Huatai Securities Co., Ltd.
- Native name: 华泰证券股份有限公司
- Formerly: Jiangsu Securities
- Company type: Public
- Traded as: SSE: 601688 (A share) SEHK: 6886 (H share) LSE: HTSC (GDR)
- Industry: Financial services
- Founded: 9 April 1991; 35 years ago
- Headquarters: No. 228 Middle Jiangdong Road, Nanjing, Jiangsu, People's Republic of China
- Key people: Wei Zhang (Chairman) Yi Zhou (CEO)
- Services: Securities brokerage Investment banking Investment management
- Revenue: CN¥51.92 billion (FY 2021)
- Net income: CN¥12.98 billion (FY 2021)
- Total assets: CN¥806.65 billion (FY 2021)
- Total equity: CN¥152.04 billion (FY 2021)
- Number of employees: ▲14,372 (FY 2021)
- Subsidiaries: Huatai International China Southern Asset Management
- Website: www.htsc.com.cn

= Huatai Securities =

Chinese Securities Brokerage

Huatai Securities (HTSC) (Huátài zhèngquàn (华泰证券)) is a securities company in China which engages in the operation of large-scale comprehensive securities broking and trading services. The company was founded in 1991 and is headquartered in Nanjing, China.

==Background==

Huatai Securities was established on 9 April 1991 in with a registered share capital of RMB 10 million. It was originally named Jiangsu Securities Company until it was renamed to Huatai Securities in 1999.

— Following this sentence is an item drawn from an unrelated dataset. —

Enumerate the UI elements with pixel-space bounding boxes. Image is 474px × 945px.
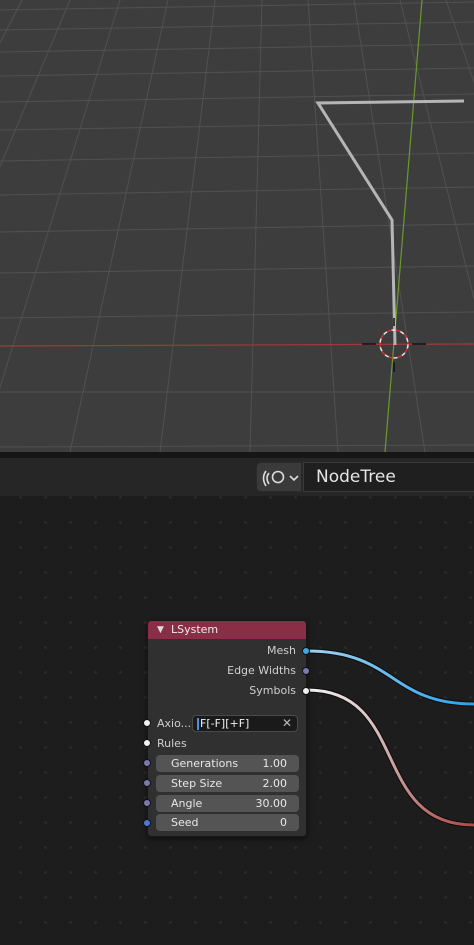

In 2008, Huatai Securities received approval from the China Securities Regulatory Commission to be a Qualified Domestic Institutional Investor.

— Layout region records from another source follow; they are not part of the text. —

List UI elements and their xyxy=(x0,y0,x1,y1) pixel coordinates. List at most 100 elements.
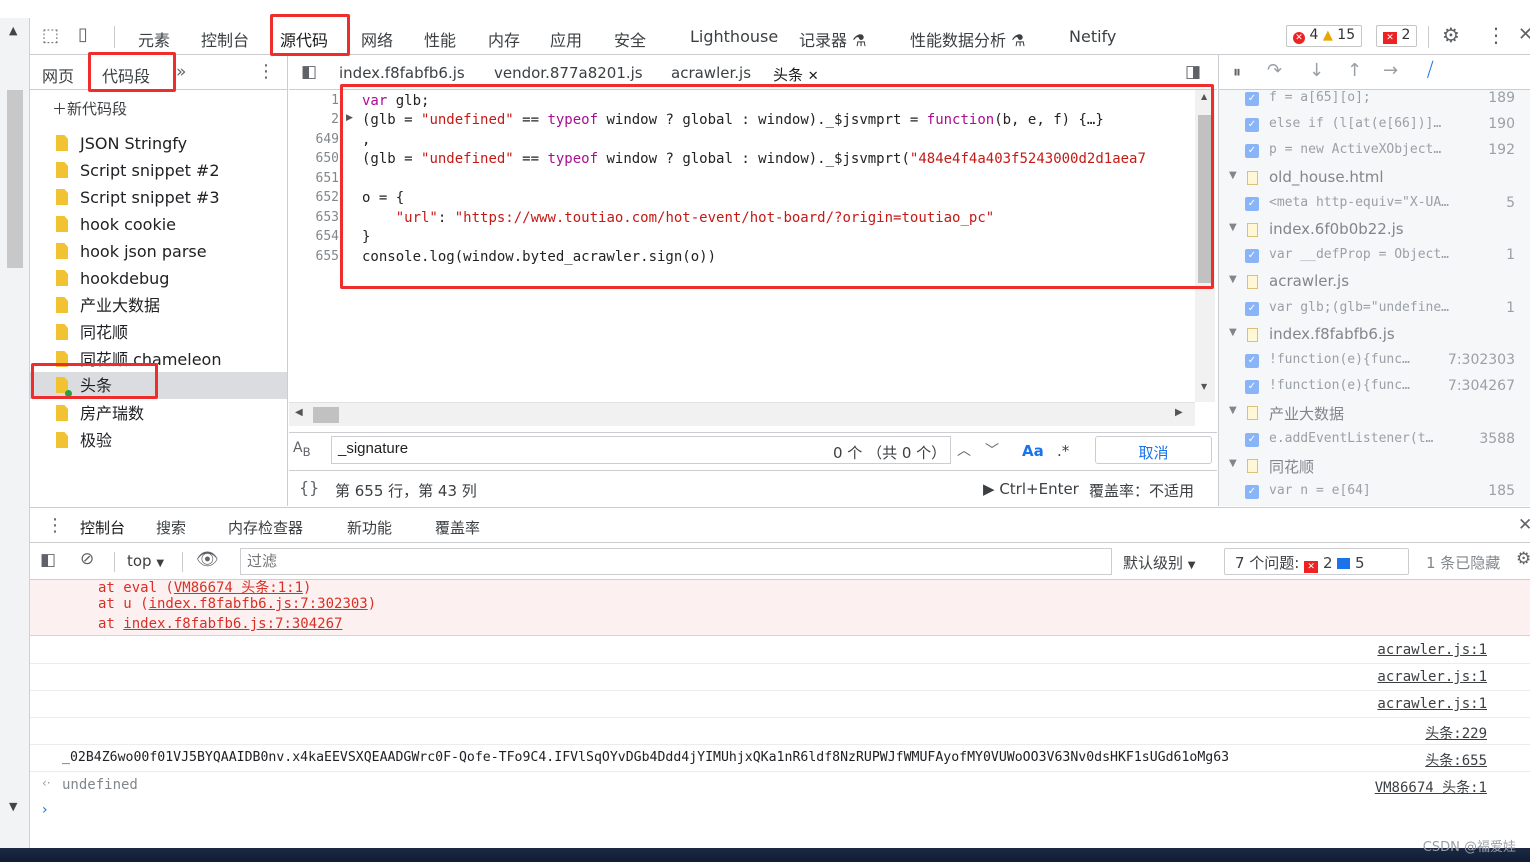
scroll-up-icon[interactable]: ▲ xyxy=(9,24,17,37)
snippet-item[interactable]: hook json parse xyxy=(56,238,287,265)
log-level-selector[interactable]: 默认级别 ▼ xyxy=(1123,552,1196,573)
scroll-up-icon[interactable]: ▲ xyxy=(1201,92,1207,101)
tab-performance[interactable]: 性能 xyxy=(424,27,456,51)
message-source-link[interactable]: 头条:655 xyxy=(1425,750,1487,770)
expand-arrow-icon[interactable]: ▼ xyxy=(1229,222,1237,233)
tab-memory[interactable]: 内存 xyxy=(488,27,520,51)
tab-console[interactable]: 控制台 xyxy=(201,27,249,51)
close-drawer-icon[interactable]: ✕ xyxy=(1518,515,1530,535)
regex-button[interactable]: .* xyxy=(1057,442,1069,460)
pause-icon[interactable]: ⏸ xyxy=(1233,62,1241,82)
inspect-element-icon[interactable]: ⬚ xyxy=(42,25,59,46)
previous-match-icon[interactable]: ︿ xyxy=(957,440,971,460)
device-toolbar-icon[interactable]: ▯ xyxy=(78,24,88,45)
message-source-link[interactable]: acrawler.js:1 xyxy=(1377,642,1487,658)
drawer-tab-coverage[interactable]: 覆盖率 xyxy=(435,517,480,538)
issues-button[interactable]: 7 个问题: ✕ 2 5 xyxy=(1224,548,1409,575)
toggle-debugger-icon[interactable]: ◨ xyxy=(1185,62,1201,82)
step-icon[interactable]: → xyxy=(1383,60,1398,81)
issues-badge[interactable]: ✕ 2 xyxy=(1376,25,1418,47)
breakpoint-checkbox[interactable]: ✓ xyxy=(1245,380,1259,395)
tab-page[interactable]: 网页 xyxy=(42,63,74,87)
editor-tab[interactable]: acrawler.js xyxy=(671,64,751,82)
breakpoint-checkbox[interactable]: ✓ xyxy=(1245,196,1259,211)
scroll-down-icon[interactable]: ▼ xyxy=(1201,382,1207,391)
step-over-icon[interactable]: ↷ xyxy=(1267,60,1282,81)
editor-tab[interactable]: index.f8fabfb6.js xyxy=(339,64,465,82)
breakpoint-item[interactable]: ✓ !function(e){func… 7:304267 xyxy=(1219,374,1530,400)
snippet-item[interactable]: 同花顺 chameleon xyxy=(56,346,287,373)
breakpoint-checkbox[interactable]: ✓ xyxy=(1245,432,1259,447)
console-settings-icon[interactable]: ⚙ xyxy=(1516,549,1530,569)
clear-console-icon[interactable]: ⊘ xyxy=(80,549,94,569)
more-tabs-icon[interactable]: » xyxy=(176,62,186,82)
breakpoint-item[interactable]: ✓ p = new ActiveXObject… 192 xyxy=(1219,138,1530,164)
fold-arrow-icon[interactable]: ▶ xyxy=(346,113,353,123)
breakpoint-item[interactable]: ✓ <meta http-equiv="X-UA… 5 xyxy=(1219,191,1530,217)
tab-performance-insights[interactable]: 性能数据分析 ⚗ xyxy=(910,27,1025,51)
breakpoint-item[interactable]: ✓ var glb;(glb="undefine… 1 xyxy=(1219,296,1530,322)
tab-snippets[interactable]: 代码段 xyxy=(102,63,150,87)
show-sidebar-icon[interactable]: ◧ xyxy=(40,550,56,570)
stack-link[interactable]: index.f8fabfb6.js:7:302303 xyxy=(149,596,368,612)
expand-arrow-icon[interactable]: ▼ xyxy=(1229,405,1237,416)
tab-recorder[interactable]: 记录器 ⚗ xyxy=(799,27,866,51)
breakpoint-checkbox[interactable]: ✓ xyxy=(1245,249,1259,264)
editor-hscroll-thumb[interactable] xyxy=(313,407,339,423)
settings-gear-icon[interactable]: ⚙ xyxy=(1442,23,1460,47)
breakpoint-file-group[interactable]: ▼ 产业大数据 xyxy=(1219,400,1530,426)
match-case-button[interactable]: Aa xyxy=(1022,442,1044,460)
next-match-icon[interactable]: ﹀ xyxy=(985,440,999,460)
snippet-item[interactable]: 极验 xyxy=(56,427,287,454)
console-filter-input[interactable] xyxy=(240,548,1112,575)
scroll-left-icon[interactable]: ◀ xyxy=(295,407,303,418)
new-snippet-button[interactable]: ＋新代码段 xyxy=(52,98,127,119)
snippet-item[interactable]: hookdebug xyxy=(56,265,287,292)
editor-vscroll-thumb[interactable] xyxy=(1198,115,1212,283)
breakpoint-file-group[interactable]: ▼ 同花顺 xyxy=(1219,453,1530,479)
navigator-menu-icon[interactable]: ⋮ xyxy=(257,61,275,82)
more-options-icon[interactable]: ⋮ xyxy=(1486,23,1506,47)
expand-arrow-icon[interactable]: ▼ xyxy=(1229,458,1237,469)
pretty-print-icon[interactable]: {} xyxy=(299,478,319,497)
drawer-tab-memory-inspector[interactable]: 内存检查器 xyxy=(228,517,303,538)
console-counts-badge[interactable]: ✕ 4 ▲ 15 xyxy=(1286,25,1363,47)
editor-tab[interactable]: vendor.877a8201.js xyxy=(494,64,643,82)
deactivate-breakpoints-icon[interactable]: ⧸ xyxy=(1427,59,1433,81)
tab-security[interactable]: 安全 xyxy=(614,27,646,51)
drawer-tab-console[interactable]: 控制台 xyxy=(80,517,126,546)
breakpoint-item[interactable]: ✓ var __defProp = Object… 1 xyxy=(1219,243,1530,269)
breakpoint-item[interactable]: ✓ else if (l[at(e[66])]… 190 xyxy=(1219,112,1530,138)
tab-sources[interactable]: 源代码 xyxy=(280,27,328,51)
breakpoint-item[interactable]: ✓ e.addEventListener(t… 3588 xyxy=(1219,427,1530,453)
breakpoint-checkbox[interactable]: ✓ xyxy=(1245,354,1259,368)
scroll-down-icon[interactable]: ▼ xyxy=(9,800,17,813)
stack-link[interactable]: VM86674 头条:1:1 xyxy=(174,580,303,596)
editor-vertical-scrollbar[interactable]: ▲ ▼ xyxy=(1195,90,1215,402)
toggle-replace-icon[interactable]: AB xyxy=(293,440,311,459)
message-source-link[interactable]: acrawler.js:1 xyxy=(1377,669,1487,685)
scroll-right-icon[interactable]: ▶ xyxy=(1175,407,1183,418)
breakpoint-file-group[interactable]: ▼ acrawler.js xyxy=(1219,269,1530,295)
expand-arrow-icon[interactable]: ▼ xyxy=(1229,327,1237,338)
tab-lighthouse[interactable]: Lighthouse xyxy=(690,27,778,46)
snippet-item-selected[interactable]: 头条 xyxy=(30,372,287,399)
page-scrollbar-thumb[interactable] xyxy=(7,90,23,268)
expand-arrow-icon[interactable]: ▼ xyxy=(1229,274,1237,285)
step-into-icon[interactable]: ↓ xyxy=(1309,60,1324,81)
drawer-menu-icon[interactable]: ⋮ xyxy=(46,515,64,536)
stack-link[interactable]: index.f8fabfb6.js:7:304267 xyxy=(123,616,342,632)
message-source-link[interactable]: 头条:229 xyxy=(1425,723,1487,743)
editor-horizontal-scrollbar[interactable]: ◀ ▶ xyxy=(289,402,1195,426)
breakpoint-checkbox[interactable]: ✓ xyxy=(1245,144,1259,159)
breakpoint-checkbox[interactable]: ✓ xyxy=(1245,118,1259,133)
tab-network[interactable]: 网络 xyxy=(361,27,393,51)
page-scrollbar[interactable]: ▲ ▼ xyxy=(0,18,30,848)
toggle-navigator-icon[interactable]: ◧ xyxy=(301,62,317,82)
breakpoint-file-group[interactable]: ▼ index.f8fabfb6.js xyxy=(1219,322,1530,348)
step-out-icon[interactable]: ↑ xyxy=(1347,60,1362,81)
snippet-item[interactable]: 产业大数据 xyxy=(56,292,287,319)
breakpoint-item[interactable]: ✓ !function(e){func… 7:302303 xyxy=(1219,348,1530,374)
breakpoint-file-group[interactable]: ▼ index.6f0b0b22.js xyxy=(1219,217,1530,243)
tab-netify[interactable]: Netify xyxy=(1069,27,1116,46)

On 26 February 2010, Huatai Securities was listed on the Shanghai Stock Exchange with the stock code of 601688.

On 1 June 2015, the H shares of Huatai Securities were listed on the Hong Kong Stock Exchange with the stock code of 6886.

In 2016, Huatai Securities acquired AssetMark, a wealth management technology provider from Aquiline Capital Partners and Genstar Capital for $780 million in cash.

In January 2018, the China Securities Regulatory Commission granted Huatai Securities permission to perform proprietary trading in overseas markets.

On 17 June 2019, global depository receipts of Huatai Securities were listed on London Stock Exchange with the stock code of HTSC.

In June 2020, Huatai Securities launched Zhangle Global, a US stock trading mobile app that targeted Chinese living overseas.